[aprssig] distributed findu possible ?
Steve Dimse
steve at dimse.com
Fri Aug 8 09:10:31 EDT 2008
On Aug 8, 2008, at 3:30 AM, Michael Conrad wrote:
> When a critical mass of peers in a distributed findu network will
> exists,
> you do not have such hard requirements for the availability of a
> single peer.
> Some peers can fail, other peers are coming back and the whole
> system is
> available all the time. In addition each peer only handles a fraction
> of all requests, needs only a fraction of the overall bandwidth....
>
> A dream would be, that each peer operator only invests one hour per
> month
> to install new updates. If you have 100 active peers, this would be
> more
> time than Steve has to invest each month, but it is better shared
> across
> users.
>
Or you could get 1000 people willing to donate 6 minutes of time a
month.
Unfortunately computer science does not scale that way, a fact which
has been known for four decades. Probably out of print, but 30 (gulp)

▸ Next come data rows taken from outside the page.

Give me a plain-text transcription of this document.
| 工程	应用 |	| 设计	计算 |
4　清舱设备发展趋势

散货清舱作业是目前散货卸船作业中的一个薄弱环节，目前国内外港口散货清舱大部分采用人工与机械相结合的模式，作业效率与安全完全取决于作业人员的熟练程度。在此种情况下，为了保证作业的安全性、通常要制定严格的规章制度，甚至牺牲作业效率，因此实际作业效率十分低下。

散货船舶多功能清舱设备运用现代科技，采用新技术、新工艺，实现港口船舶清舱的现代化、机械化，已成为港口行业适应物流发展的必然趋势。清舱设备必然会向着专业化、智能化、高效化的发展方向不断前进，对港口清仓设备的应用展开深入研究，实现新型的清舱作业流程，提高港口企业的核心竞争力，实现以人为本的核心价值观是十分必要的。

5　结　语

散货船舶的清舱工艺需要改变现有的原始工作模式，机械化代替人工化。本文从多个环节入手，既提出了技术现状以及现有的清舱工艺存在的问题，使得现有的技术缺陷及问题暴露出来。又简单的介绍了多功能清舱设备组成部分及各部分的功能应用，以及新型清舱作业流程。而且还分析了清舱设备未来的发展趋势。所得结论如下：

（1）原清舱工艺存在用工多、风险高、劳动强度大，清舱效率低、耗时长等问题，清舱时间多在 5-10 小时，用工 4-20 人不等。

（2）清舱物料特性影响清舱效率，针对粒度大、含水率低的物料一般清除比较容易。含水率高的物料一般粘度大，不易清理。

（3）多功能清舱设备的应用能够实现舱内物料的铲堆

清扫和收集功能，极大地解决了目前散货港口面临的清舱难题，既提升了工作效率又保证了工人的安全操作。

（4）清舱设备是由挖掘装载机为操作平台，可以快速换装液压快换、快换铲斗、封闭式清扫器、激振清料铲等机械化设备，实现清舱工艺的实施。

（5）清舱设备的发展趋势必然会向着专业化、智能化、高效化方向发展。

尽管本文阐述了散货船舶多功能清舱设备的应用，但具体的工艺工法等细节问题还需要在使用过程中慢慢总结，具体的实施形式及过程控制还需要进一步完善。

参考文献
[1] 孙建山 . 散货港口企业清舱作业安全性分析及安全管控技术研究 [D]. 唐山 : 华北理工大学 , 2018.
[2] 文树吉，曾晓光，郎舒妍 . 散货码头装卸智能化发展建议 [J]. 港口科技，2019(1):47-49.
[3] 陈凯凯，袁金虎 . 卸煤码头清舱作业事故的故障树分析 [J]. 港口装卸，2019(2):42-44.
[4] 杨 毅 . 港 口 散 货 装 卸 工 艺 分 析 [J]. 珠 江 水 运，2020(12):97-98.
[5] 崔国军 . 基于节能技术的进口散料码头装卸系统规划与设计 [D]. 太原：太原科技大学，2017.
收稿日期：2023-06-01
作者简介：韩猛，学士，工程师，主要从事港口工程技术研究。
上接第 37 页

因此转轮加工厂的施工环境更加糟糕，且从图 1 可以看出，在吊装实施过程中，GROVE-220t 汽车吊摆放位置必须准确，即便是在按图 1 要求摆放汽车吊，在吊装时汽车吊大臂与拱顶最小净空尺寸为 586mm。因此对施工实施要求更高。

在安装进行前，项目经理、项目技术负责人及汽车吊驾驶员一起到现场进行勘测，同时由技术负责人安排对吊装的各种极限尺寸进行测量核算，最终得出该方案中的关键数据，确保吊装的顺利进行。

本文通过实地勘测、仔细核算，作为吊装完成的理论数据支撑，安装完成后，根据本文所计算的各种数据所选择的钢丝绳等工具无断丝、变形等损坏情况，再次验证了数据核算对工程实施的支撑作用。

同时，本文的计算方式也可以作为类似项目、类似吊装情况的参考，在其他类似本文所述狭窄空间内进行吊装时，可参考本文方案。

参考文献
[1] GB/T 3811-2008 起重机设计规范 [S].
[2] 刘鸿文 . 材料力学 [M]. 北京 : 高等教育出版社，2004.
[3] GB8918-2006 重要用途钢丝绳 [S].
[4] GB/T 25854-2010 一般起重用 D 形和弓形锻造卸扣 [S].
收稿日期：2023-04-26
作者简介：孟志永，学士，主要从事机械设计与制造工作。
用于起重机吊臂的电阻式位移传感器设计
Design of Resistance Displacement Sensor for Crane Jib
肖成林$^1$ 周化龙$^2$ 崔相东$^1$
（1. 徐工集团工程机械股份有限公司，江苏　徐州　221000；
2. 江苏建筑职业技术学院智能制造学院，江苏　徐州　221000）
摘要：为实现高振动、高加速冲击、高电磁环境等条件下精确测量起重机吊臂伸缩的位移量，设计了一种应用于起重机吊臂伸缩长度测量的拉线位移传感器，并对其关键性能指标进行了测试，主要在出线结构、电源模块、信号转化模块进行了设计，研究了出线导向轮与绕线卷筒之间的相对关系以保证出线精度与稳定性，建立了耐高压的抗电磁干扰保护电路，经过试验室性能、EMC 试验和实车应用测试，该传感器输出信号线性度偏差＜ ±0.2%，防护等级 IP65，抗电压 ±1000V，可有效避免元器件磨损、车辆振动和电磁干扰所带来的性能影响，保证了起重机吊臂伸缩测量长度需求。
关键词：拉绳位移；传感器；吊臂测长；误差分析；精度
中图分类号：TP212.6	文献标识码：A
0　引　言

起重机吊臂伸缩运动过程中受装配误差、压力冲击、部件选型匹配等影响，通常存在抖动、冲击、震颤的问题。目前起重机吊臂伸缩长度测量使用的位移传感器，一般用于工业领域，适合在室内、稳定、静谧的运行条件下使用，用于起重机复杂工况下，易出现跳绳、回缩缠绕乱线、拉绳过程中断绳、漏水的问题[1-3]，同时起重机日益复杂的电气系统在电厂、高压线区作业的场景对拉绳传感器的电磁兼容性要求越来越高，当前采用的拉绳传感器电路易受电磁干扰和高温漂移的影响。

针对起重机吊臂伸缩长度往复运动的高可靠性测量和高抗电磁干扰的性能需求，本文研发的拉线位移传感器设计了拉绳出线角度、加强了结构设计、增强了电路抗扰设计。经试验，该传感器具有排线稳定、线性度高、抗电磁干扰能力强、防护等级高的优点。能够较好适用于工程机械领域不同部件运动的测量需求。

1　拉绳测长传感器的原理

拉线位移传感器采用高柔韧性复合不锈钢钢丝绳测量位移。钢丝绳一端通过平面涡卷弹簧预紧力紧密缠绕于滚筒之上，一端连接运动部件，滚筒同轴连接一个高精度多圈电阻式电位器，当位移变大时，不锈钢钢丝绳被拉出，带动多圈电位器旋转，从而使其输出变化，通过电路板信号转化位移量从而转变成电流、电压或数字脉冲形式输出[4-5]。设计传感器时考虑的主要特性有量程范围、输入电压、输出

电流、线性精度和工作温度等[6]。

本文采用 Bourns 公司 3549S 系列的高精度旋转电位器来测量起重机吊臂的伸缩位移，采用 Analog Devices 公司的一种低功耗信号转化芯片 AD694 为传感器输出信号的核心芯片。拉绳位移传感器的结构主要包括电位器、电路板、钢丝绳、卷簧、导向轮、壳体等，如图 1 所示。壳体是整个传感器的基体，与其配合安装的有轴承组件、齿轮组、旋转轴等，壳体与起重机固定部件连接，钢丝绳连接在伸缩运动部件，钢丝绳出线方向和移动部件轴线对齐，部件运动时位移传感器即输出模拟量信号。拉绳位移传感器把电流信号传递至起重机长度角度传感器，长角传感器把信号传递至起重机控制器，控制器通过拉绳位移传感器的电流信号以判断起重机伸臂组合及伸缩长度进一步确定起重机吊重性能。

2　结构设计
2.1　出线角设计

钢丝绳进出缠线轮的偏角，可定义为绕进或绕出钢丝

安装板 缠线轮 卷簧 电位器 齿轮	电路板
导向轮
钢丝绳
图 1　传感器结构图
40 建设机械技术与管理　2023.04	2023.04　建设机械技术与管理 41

years ago for my systems design course we studied a book called "The
Mythical Man-month" by an IBM manager named Brooks, which debunked the
idea that the way to speed up a CS project was to throw more people at
it. Indeed, beyond a certain critical number, which depends on
complexity of the project, more people result in a worse product which
takes more calendar time to deliver.
Distributed computing is a great way to obtain more resources. CPU
time, disk storage, and network bandwidth are all great reasons for
using this paradigm. Program design and system administration, not so
much. Even with your idea, you still need one person or a small group
to design the system, write and maintain the code, recruit the
members, and answer the hundreds of questions. This person or persons
will spend a lot more than 20 hours a week initially. Maybe (big
maybe) long term, once the system is stable, this person or group will
drop below the 20 hour line.
Administratively, you have a whole new set of problems that could
actually raise the amount of time needed. Say the programmer finds a
bug or adds a new feature. He offers up an update. How are you going
to be sure all 100 or 1000 users have updated their machine? If they
don't, users will get a different experience based on who's server
they randomly get. This will not be accepted by users. So maybe you
write an automated system to push code. You need to be sure all
updates get installed. And you need to write the push code. You need
someone with the keys to the kingdom to decide what gets pushed. This
is just one of the many hurdles your system would face.
It cam be done. Google is a massive distributed system of cheap, small
servers. They also have hundreds, if not thousands of really bright
people working to administer the system.
Again, I'd love to see myself proved wrong on this, so go for it!